Rizana’s forged passport became pivotal to her conviction when the courts went by details contained in that, and did not consider her birth certificate. “The passport she used to enter Saudi Arabia gives her date of birth as February 1982 but according to her birth certificate she was born six years later, in February 1988,” Amnesty International said in an October appeal.

“This would make her 17 years old at the time of the murder for which she has been convicted. According to Amnesty International’s information, she was not allowed to present her birth certificate or other evidence of her age to the court, which relied instead on her passport and so considered her to be 23 years old at the time of the crime,” it added.

Advocates say that Rizana was a victim of recruitment agencies that send poor, untrained Sri Lankan women as unskilled domestic workers to the Middle East, including to countries like Saudi Arabia, which hosts some 500,000 migrant labourers from this South Asian island nation.

“We never heard from the agency (that sent Rizana to Saudi Arabia).
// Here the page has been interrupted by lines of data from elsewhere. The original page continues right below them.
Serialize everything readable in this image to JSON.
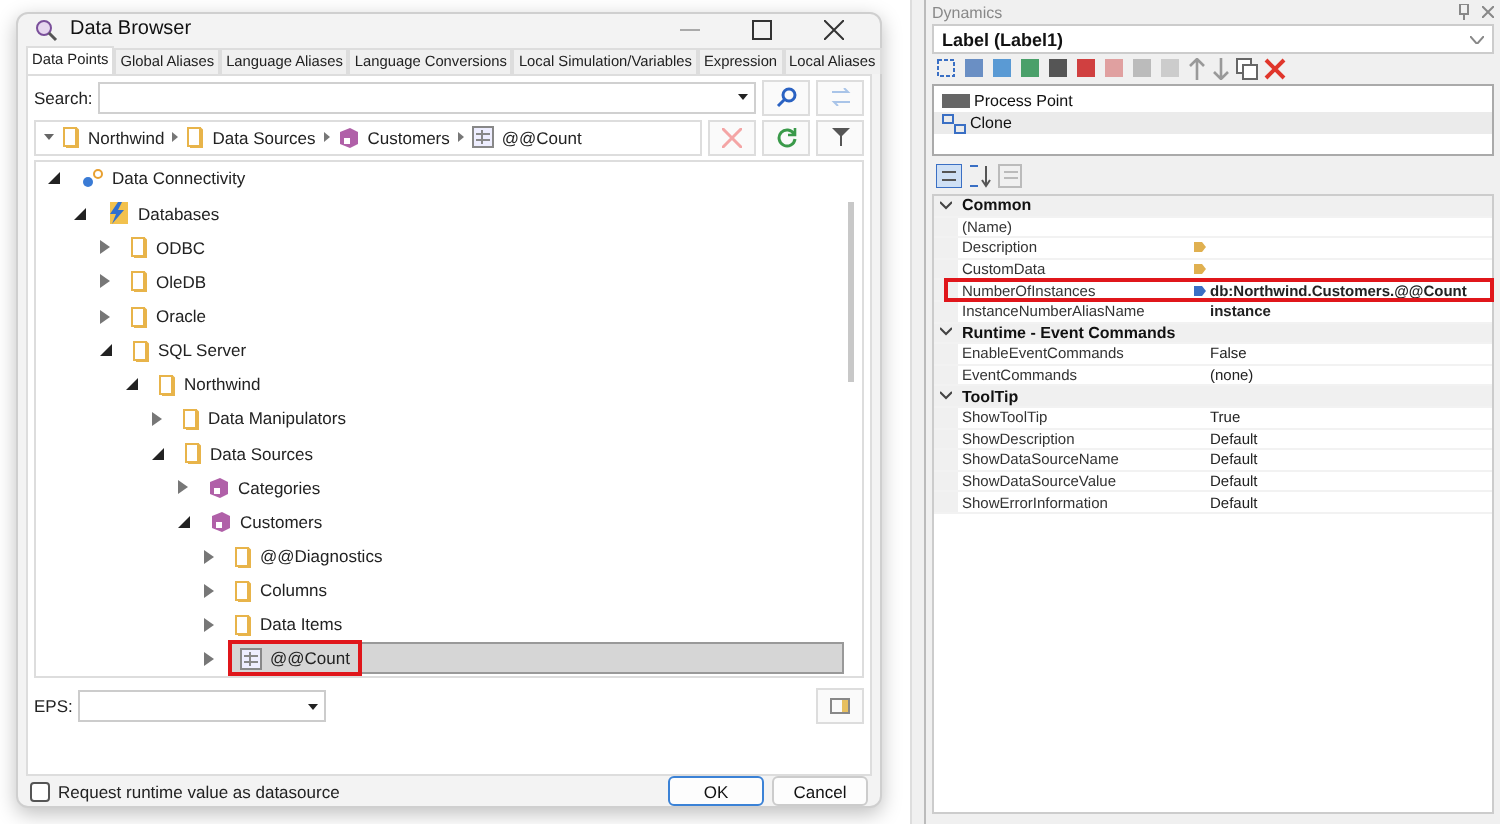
{
  "dialog": {
    "title": "Data Browser",
    "tabs": [
      {
        "label": "Data Points",
        "selected": true
      },
      {
        "label": "Global Aliases",
        "selected": false
      },
      {
        "label": "Language Aliases",
        "selected": false
      },
      {
        "label": "Language Conversions",
        "selected": false
      },
      {
        "label": "Local Simulation/Variables",
        "selected": false
      },
      {
        "label": "Expression",
        "selected": false
      },
      {
        "label": "Local Aliases",
        "selected": false
      }
    ],
    "search": {
      "label": "Search:"
    },
    "breadcrumb": [
      {
        "label": "Northwind",
        "kind": "folder"
      },
      {
        "label": "Data Sources",
        "kind": "folder"
      },
      {
        "label": "Customers",
        "kind": "table"
      },
      {
        "label": "@@Count",
        "kind": "item"
      }
    ],
    "tree": [
      {
        "label": "Data Connectivity",
        "kind": "connectivity",
        "expanded": true,
        "selected": false,
        "children": [
          {
            "label": "Databases",
            "kind": "database",
            "expanded": true,
            "selected": false,
            "children": [
              {
                "label": "ODBC",
                "kind": "folder",
                "expanded": false,
                "selected": false
              },
              {
                "label": "OleDB",
                "kind": "folder",
                "expanded": false,
                "selected": false
              },
              {
                "label": "Oracle",
                "kind": "folder",
                "expanded": false,
                "selected": false
              },
              {
                "label": "SQL Server",
                "kind": "folder",
                "expanded": true,
                "selected": false,
                "children": [
                  {
                    "label": "Northwind",
                    "kind": "folder",
                    "expanded": true,
                    "selected": false,
                    "children": [
                      {
                        "label": "Data Manipulators",
                        "kind": "folder",
                        "expanded": false,
                        "selected": false
                      },
                      {
                        "label": "Data Sources",
                        "kind": "folder",
                        "expanded": true,
                        "selected": false,
                        "children": [
                          {
                            "label": "Categories",
                            "kind": "table",
                            "expanded": false,
                            "selected": false
                          },
                          {
                            "label": "Customers",
                            "kind": "table",
                            "expanded": true,
                            "selected": false,
                            "children": [
                              {
                                "label": "@@Diagnostics",
                                "kind": "folder",
                                "expanded": false,
                                "selected": false
                              },
                              {
                                "label": "Columns",
                                "kind": "folder",
                                "expanded": false,
                                "selected": false
                              },
                              {
                                "label": "Data Items",
                                "kind": "folder",
                                "expanded": false,
                                "selected": false
                              },
                              {
                                "label": "@@Count",
                                "kind": "item",
                                "expanded": false,
                                "selected": true,
                                "highlighted": true
                              }
                            ]
                          }
                        ]
                      }
                    ]
                  }
                ]
              }
            ]
          }
        ]
      }
    ],
    "eps": {
      "label": "EPS:"
    },
    "checkbox": {
      "label": "Request runtime value as datasource",
      "checked": false
    },
    "buttons": [
      "OK",
      "Cancel"
    ]
  },
  "dynamics": {
    "title": "Dynamics",
    "combo": "Label (Label1)",
    "items": [
      {
        "label": "Process Point",
        "kind": "process",
        "selected": false
      },
      {
        "label": "Clone",
        "kind": "clone",
        "selected": true
      }
    ],
    "groups": [
      {
        "name": "Common",
        "expanded": true,
        "rows": [
          {
            "name": "(Name)",
            "value": ""
          },
          {
            "name": "Description",
            "value": "",
            "color": "#e0b050"
          },
          {
            "name": "CustomData",
            "value": "",
            "color": "#e0b050"
          },
          {
            "name": "NumberOfInstances",
            "value": "db:Northwind.Customers.@@Count",
            "color": "#3a6fc4",
            "bold": true,
            "highlighted": true
          },
          {
            "name": "InstanceNumberAliasName",
            "value": "instance",
            "bold": true
          }
        ]
      },
      {
        "name": "Runtime - Event Commands",
        "expanded": true,
        "rows": [
          {
            "name": "EnableEventCommands",
            "value": "False"
          },
          {
            "name": "EventCommands",
            "value": "(none)"
          }
        ]
      },
      {
        "name": "ToolTip",
        "expanded": true,
        "rows": [
          {
            "name": "ShowToolTip",
            "value": "True"
          },
          {
            "name": "ShowDescription",
            "value": "Default"
          },
          {
            "name": "ShowDataSourceName",
            "value": "Default"
          },
          {
            "name": "ShowDataSourceValue",
            "value": "Default"
          },
          {
            "name": "ShowErrorInformation",
            "value": "Default"
          }
        ]
      }
    ]
  }
}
We only got a letter from the (Sri Lankan) Embassy (in Riyadh) about the sentence,” her mother Razina said.

Rizana’s case came into the limelight after media reports highlighted her death sentence. AHRC officials told IPS that when Saudia Arabia’s Supreme Court upheld the verdict, they heard the news not through the Sri Lankan Embassy but through a well-wisher who had visited Rizana in jail.

They now fear that if Saudi Arabia’s king ratifies the sentence, there would no chance of pardon.

“There is every probability that the execution of Rizana might be carried out without warning in the very near future. Saudi Arabia has an infamous record of having one of the highest executions rates in the world with at least 69 executions carried out in 2009, 102 in 2008 and 158 in 2007, an average of almost 2 persons a week,” AHRC said in a statement.

Fernando adds that a two-track approach is needed to try to save Rizana from the executioner’s sword. One is to lobby the Saudi monarch through national and international campaigns. The second is for the family to use diplomatic means to seek a pardon under Saudi law. “The King is the last option, before that someone should speak to the family,” Fernando said.